The Australian Alliance to End Homelessness says there are multiple barriers to receiving a vaccination for those without a roof over their head, including widespread doubt about the safety of the jab.
The Australian Alliance to End Homelessness (AAEH) is an independent champion for preventing and ending homelessness in Australia.
The organization’s chief executive David Pearson says a mix of issues in people’s lives such as drug and alcohol abuse, severe mental ill-health, and long-term economic hardship can lead to distrust in government.
Targeted education programs about the safety and necessity of vaccines should be disseminated through the agencies that support people every day but so far governments have barely done that, he told.
“This is a highly vulnerable group of people that we need to provide that additional support to because … if you say you need to get the vaccine, and it requires multiple shots, how are you going to follow up for the second one when they don’t have a fixed place of abode?” he said.

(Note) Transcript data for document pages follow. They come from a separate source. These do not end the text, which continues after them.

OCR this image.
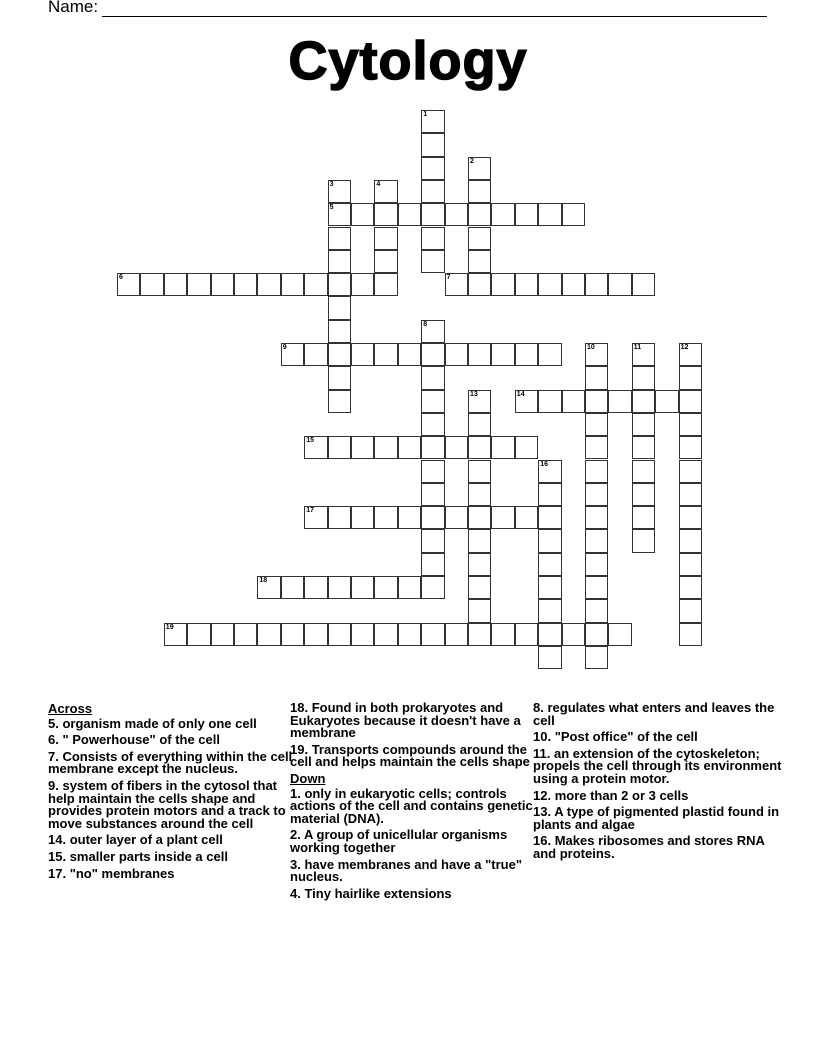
Name:
Cytology
1
2
3
5
4
6	7
8
9	10	11	12
13	14
15
16
17
18
19
Across
5. organism made of only one cell
6. " Powerhouse" of the cell
7. Consists of everything within the cell membrane except the nucleus.
9. system of fibers in the cytosol that help maintain the cells shape and provides protein motors and a track to move substances around the cell
14. outer layer of a plant cell
15. smaller parts inside a cell
17. "no" membranes
18. Found in both prokaryotes and Eukaryotes because it doesn't have a membrane
19. Transports compounds around the cell and helps maintain the cells shape
Down
1. only in eukaryotic cells; controls actions of the cell and contains genetic material (DNA).
2. A group of unicellular organisms working together
3. have membranes and have a "true" nucleus.
4. Tiny hairlike extensions
8. regulates what enters and leaves the cell
10. "Post office" of the cell
11. an extension of the cytoskeleton; propels the cell through its environment using a protein motor.
12. more than 2 or 3 cells
13. A type of pigmented plastid found in plants and algae
16. Makes ribosomes and stores RNA and proteins.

“It’s already hard enough to get the flu vaccine into the arms of the homeless people of Australia.”
He said agencies on the ground serving people experiencing homelessness were receiving no support regarding vaccine access or education.
Anglicare Victoria, an agency that provides services to people in the housing crisis, confirmed they had not been contacted by the government about the Covid-19 vaccine for their clients.
Craig Lavender, 42, lives in funded, rehabilitation accommodation in Brisbane and prior to the pandemic lived on the street for five years.
He has recently received his first Covid-19 jab but told many people he knows who are or have been homeless refuse to have it.
“They’ve already told me they’ll go to jail instead of having it,” he said.
“I reckon they’re being stupid and foolish because we all need to take care of each other at the end of the day.”
Lavender explained that many people believed that being injected with the vaccine would actually make them sick with the disease.
He does not believe people experiencing homelessness are falling through the cracks in terms of vaccine access.
“It’s not that hard to get information even if you are homeless,” he said, explaining that agencies such as the Salvation Army and others educated him and others throughout the pandemic about hand hygiene and social distancing.